|21 years ago - this is the blissed-out person next to me in my second ever yoga class...|
‘Lie down with your knees bent and your feet flat on the floor. If your head tips back put a little padding under your head.’
So far so good. I can do all of that.
‘With your elbows still on the floor, move your hands to your belly. Thumbs near the navel, fingers spreading over your bump towards the pelvis.’
Yup. Got that. I’ve got this nailed.
‘Breathe gently. Hear the sound of your breath and feel it moving in the belly.’
Right! A nice quiet sighing sound. A movement in the belly. What! Where are my lungs again? They are absolutely not down here.
‘You’re feeling the movement in the belly because the breath coming into the lungs causes shape change, and the diaphragm connects the lungs to the abdomen.’
Wait, what! Hold on. How do you spell diaphragm again? (I’ve never learned this, and have to use my spell check every time.)
‘And as you breathe in, you feel the belly lift, and as you breathe out you feel it sink back down towards the floor.’
Now, stop right there, with your sing-song hypnotic voice. (All yoga teachers talk like this in the relaxing stages of the class.) That is SO not happening.
‘Breathe in, the belly rises. Breathe out, it sinks.’
I knew it. I knew I wouldn’t be able to do this.
My body flooded with tension and I gripped my belly harder to check again. No. it was definitely going the wrong way. I was… Reverse Breathing. When I breathed in my belly sank. When I breathed out it rose. I tried to force it to change direction. I thought I might choke. I gave up and thought about something else. Not about my breath. Probably about how I was a great big (5 months pregnant) ball of failure. When I came back to the instructions we had moved on to the ribcage. I hastily moved my hands there.
‘Breathe in. The ribs expand. Breathe out. The ribs sink back, down towards the ground and in towards the centre.’
Yes! I was doing it! I had got it right!
And when we moved to the high ribcage, the collar bones, things went pretty well too. Breathe in, more air, so you increase in size. Breathe out, less air, you decrease. That makes sense. Why didn’t the abdomen thing work? Now I know what I was doing. I was pulling the abdomen in as I breathed in so the ribcage lifted even more. My grandmother lived in a tiny house and I vividly remember her chanting ‘Breathe in!’ as I squeezed between a chair and the wall. This kind of breathing in needs you to lift the ribcage and squeeze the abdomen to make space for the back of the chair.
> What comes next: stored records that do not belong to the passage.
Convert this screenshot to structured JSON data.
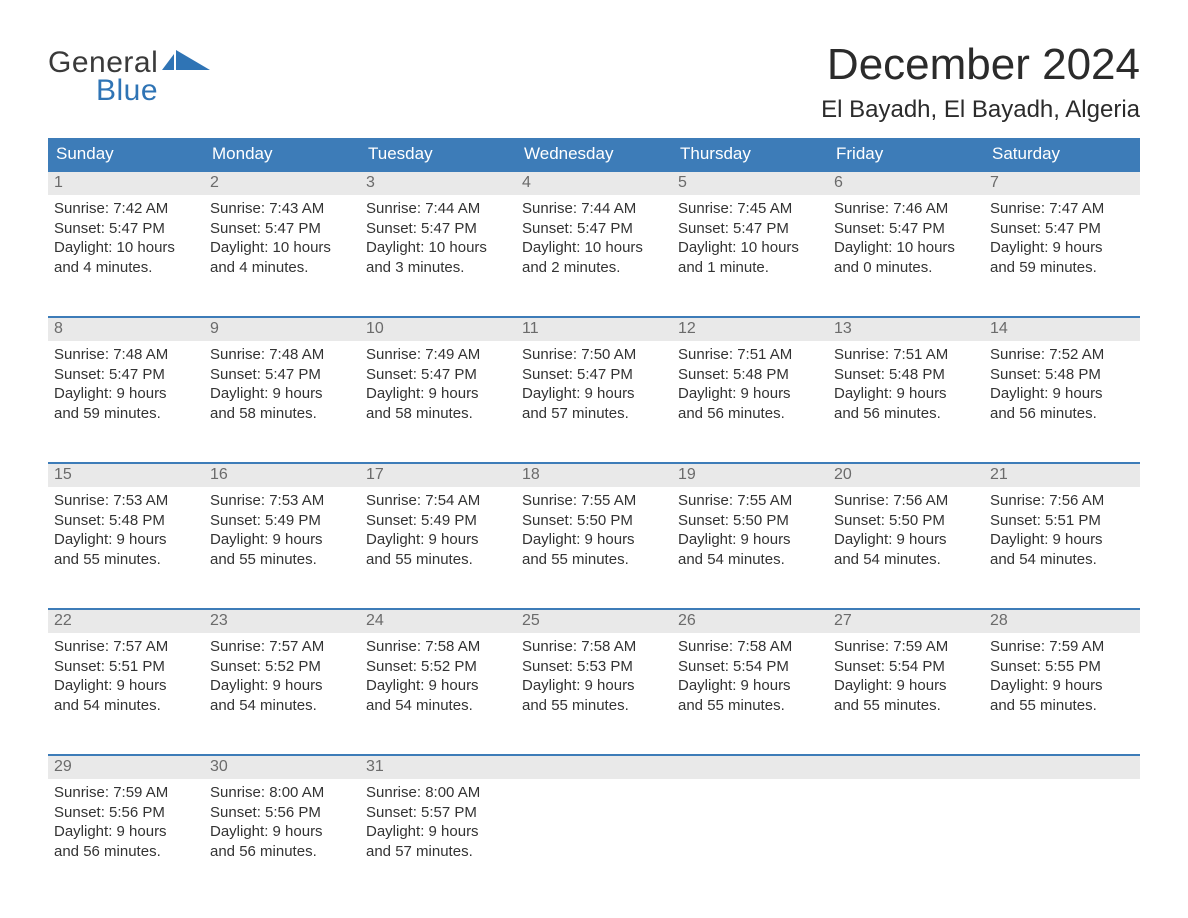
{
  "logo": {
    "text1": "General",
    "text2": "Blue",
    "flag_color": "#2f74b5"
  },
  "title": "December 2024",
  "location": "El Bayadh, El Bayadh, Algeria",
  "colors": {
    "header_bg": "#3d7cb8",
    "header_text": "#ffffff",
    "daynum_bg": "#e9e9e9",
    "daynum_text": "#6b6b6b",
    "body_text": "#333333",
    "week_border": "#3d7cb8",
    "page_bg": "#ffffff",
    "logo_blue": "#2f74b5",
    "logo_gray": "#3a3a3a"
  },
  "dow": [
    "Sunday",
    "Monday",
    "Tuesday",
    "Wednesday",
    "Thursday",
    "Friday",
    "Saturday"
  ],
  "weeks": [
    [
      {
        "n": "1",
        "sr": "Sunrise: 7:42 AM",
        "ss": "Sunset: 5:47 PM",
        "d1": "Daylight: 10 hours",
        "d2": "and 4 minutes."
      },
      {
        "n": "2",
        "sr": "Sunrise: 7:43 AM",
        "ss": "Sunset: 5:47 PM",
        "d1": "Daylight: 10 hours",
        "d2": "and 4 minutes."
      },
      {
        "n": "3",
        "sr": "Sunrise: 7:44 AM",
        "ss": "Sunset: 5:47 PM",
        "d1": "Daylight: 10 hours",
        "d2": "and 3 minutes."
      },
      {
        "n": "4",
        "sr": "Sunrise: 7:44 AM",
        "ss": "Sunset: 5:47 PM",
        "d1": "Daylight: 10 hours",
        "d2": "and 2 minutes."
      },
      {
        "n": "5",
        "sr": "Sunrise: 7:45 AM",
        "ss": "Sunset: 5:47 PM",
        "d1": "Daylight: 10 hours",
        "d2": "and 1 minute."
      },
      {
        "n": "6",
        "sr": "Sunrise: 7:46 AM",
        "ss": "Sunset: 5:47 PM",
        "d1": "Daylight: 10 hours",
        "d2": "and 0 minutes."
      },
      {
        "n": "7",
        "sr": "Sunrise: 7:47 AM",
        "ss": "Sunset: 5:47 PM",
        "d1": "Daylight: 9 hours",
        "d2": "and 59 minutes."
      }
    ],
    [
      {
        "n": "8",
        "sr": "Sunrise: 7:48 AM",
        "ss": "Sunset: 5:47 PM",
        "d1": "Daylight: 9 hours",
        "d2": "and 59 minutes."
      },
      {
        "n": "9",
        "sr": "Sunrise: 7:48 AM",
        "ss": "Sunset: 5:47 PM",
        "d1": "Daylight: 9 hours",
        "d2": "and 58 minutes."
      },
      {
        "n": "10",
        "sr": "Sunrise: 7:49 AM",
        "ss": "Sunset: 5:47 PM",
        "d1": "Daylight: 9 hours",
        "d2": "and 58 minutes."
      },
      {
        "n": "11",
        "sr": "Sunrise: 7:50 AM",
        "ss": "Sunset: 5:47 PM",
        "d1": "Daylight: 9 hours",
        "d2": "and 57 minutes."
      },
      {
        "n": "12",
        "sr": "Sunrise: 7:51 AM",
        "ss": "Sunset: 5:48 PM",
        "d1": "Daylight: 9 hours",
        "d2": "and 56 minutes."
      },
      {
        "n": "13",
        "sr": "Sunrise: 7:51 AM",
        "ss": "Sunset: 5:48 PM",
        "d1": "Daylight: 9 hours",
        "d2": "and 56 minutes."
      },
      {
        "n": "14",
        "sr": "Sunrise: 7:52 AM",
        "ss": "Sunset: 5:48 PM",
        "d1": "Daylight: 9 hours",
        "d2": "and 56 minutes."
      }
    ],
    [
      {
        "n": "15",
        "sr": "Sunrise: 7:53 AM",
        "ss": "Sunset: 5:48 PM",
        "d1": "Daylight: 9 hours",
        "d2": "and 55 minutes."
      },
      {
        "n": "16",
        "sr": "Sunrise: 7:53 AM",
        "ss": "Sunset: 5:49 PM",
        "d1": "Daylight: 9 hours",
        "d2": "and 55 minutes."
      },
      {
        "n": "17",
        "sr": "Sunrise: 7:54 AM",
        "ss": "Sunset: 5:49 PM",
        "d1": "Daylight: 9 hours",
        "d2": "and 55 minutes."
      },
      {
        "n": "18",
        "sr": "Sunrise: 7:55 AM",
        "ss": "Sunset: 5:50 PM",
        "d1": "Daylight: 9 hours",
        "d2": "and 55 minutes."
      },
      {
        "n": "19",
        "sr": "Sunrise: 7:55 AM",
        "ss": "Sunset: 5:50 PM",
        "d1": "Daylight: 9 hours",
        "d2": "and 54 minutes."
      },
      {
        "n": "20",
        "sr": "Sunrise: 7:56 AM",
        "ss": "Sunset: 5:50 PM",
        "d1": "Daylight: 9 hours",
        "d2": "and 54 minutes."
      },
      {
        "n": "21",
        "sr": "Sunrise: 7:56 AM",
        "ss": "Sunset: 5:51 PM",
        "d1": "Daylight: 9 hours",
        "d2": "and 54 minutes."
      }
    ],
    [
      {
        "n": "22",
        "sr": "Sunrise: 7:57 AM",
        "ss": "Sunset: 5:51 PM",
        "d1": "Daylight: 9 hours",
        "d2": "and 54 minutes."
      },
      {
        "n": "23",
        "sr": "Sunrise: 7:57 AM",
        "ss": "Sunset: 5:52 PM",
        "d1": "Daylight: 9 hours",
        "d2": "and 54 minutes."
      },
      {
        "n": "24",
        "sr": "Sunrise: 7:58 AM",
        "ss": "Sunset: 5:52 PM",
        "d1": "Daylight: 9 hours",
        "d2": "and 54 minutes."
      },
      {
        "n": "25",
        "sr": "Sunrise: 7:58 AM",
        "ss": "Sunset: 5:53 PM",
        "d1": "Daylight: 9 hours",
        "d2": "and 55 minutes."
      },
      {
        "n": "26",
        "sr": "Sunrise: 7:58 AM",
        "ss": "Sunset: 5:54 PM",
        "d1": "Daylight: 9 hours",
        "d2": "and 55 minutes."
      },
      {
        "n": "27",
        "sr": "Sunrise: 7:59 AM",
        "ss": "Sunset: 5:54 PM",
        "d1": "Daylight: 9 hours",
        "d2": "and 55 minutes."
      },
      {
        "n": "28",
        "sr": "Sunrise: 7:59 AM",
        "ss": "Sunset: 5:55 PM",
        "d1": "Daylight: 9 hours",
        "d2": "and 55 minutes."
      }
    ],
    [
      {
        "n": "29",
        "sr": "Sunrise: 7:59 AM",
        "ss": "Sunset: 5:56 PM",
        "d1": "Daylight: 9 hours",
        "d2": "and 56 minutes."
      },
      {
        "n": "30",
        "sr": "Sunrise: 8:00 AM",
        "ss": "Sunset: 5:56 PM",
        "d1": "Daylight: 9 hours",
        "d2": "and 56 minutes."
      },
      {
        "n": "31",
        "sr": "Sunrise: 8:00 AM",
        "ss": "Sunset: 5:57 PM",
        "d1": "Daylight: 9 hours",
        "d2": "and 57 minutes."
      },
      null,
      null,
      null,
      null
    ]
  ]
}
My other problem with breathing was the adjectives:
My breath gasped and juddered, even when I was only lying down, especially on the in-breath.
I gave up trying, and let my mind wander. I gave up trying and noticed (fairly accidentally) what was happening, and this meant, somehow, miraculously, that over time, over years, the two things changed. When I’m lying down now my breath has turned smooth and gentle. I save my gasping and juddering for the moments I’m trying to swim in a chilly spring sea. If I don’t force it to do something else, my abdomen lifts on the in-breath and sinks on the out, just like I was told it would all those years ago.
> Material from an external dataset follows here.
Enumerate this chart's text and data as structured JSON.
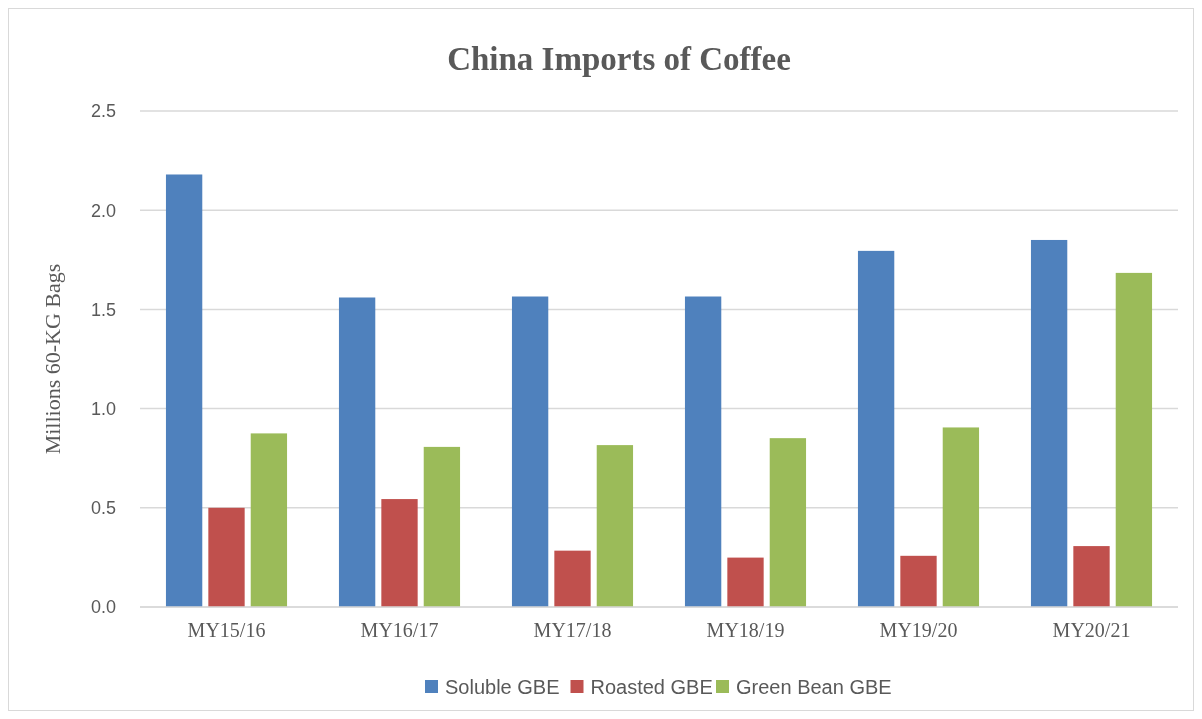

Breathing is a fascinating system, partly under our control and partly, for obvious reasons, involuntary. It carries on whether we think about it or not. There are many ways to breathe and many fun practices to change the way we breathe, but nothing beats lying down, resting your hands on your body and just noticing what happens, including ludicrously over-blown self-criticism. Then let it go. Rest. Give it time.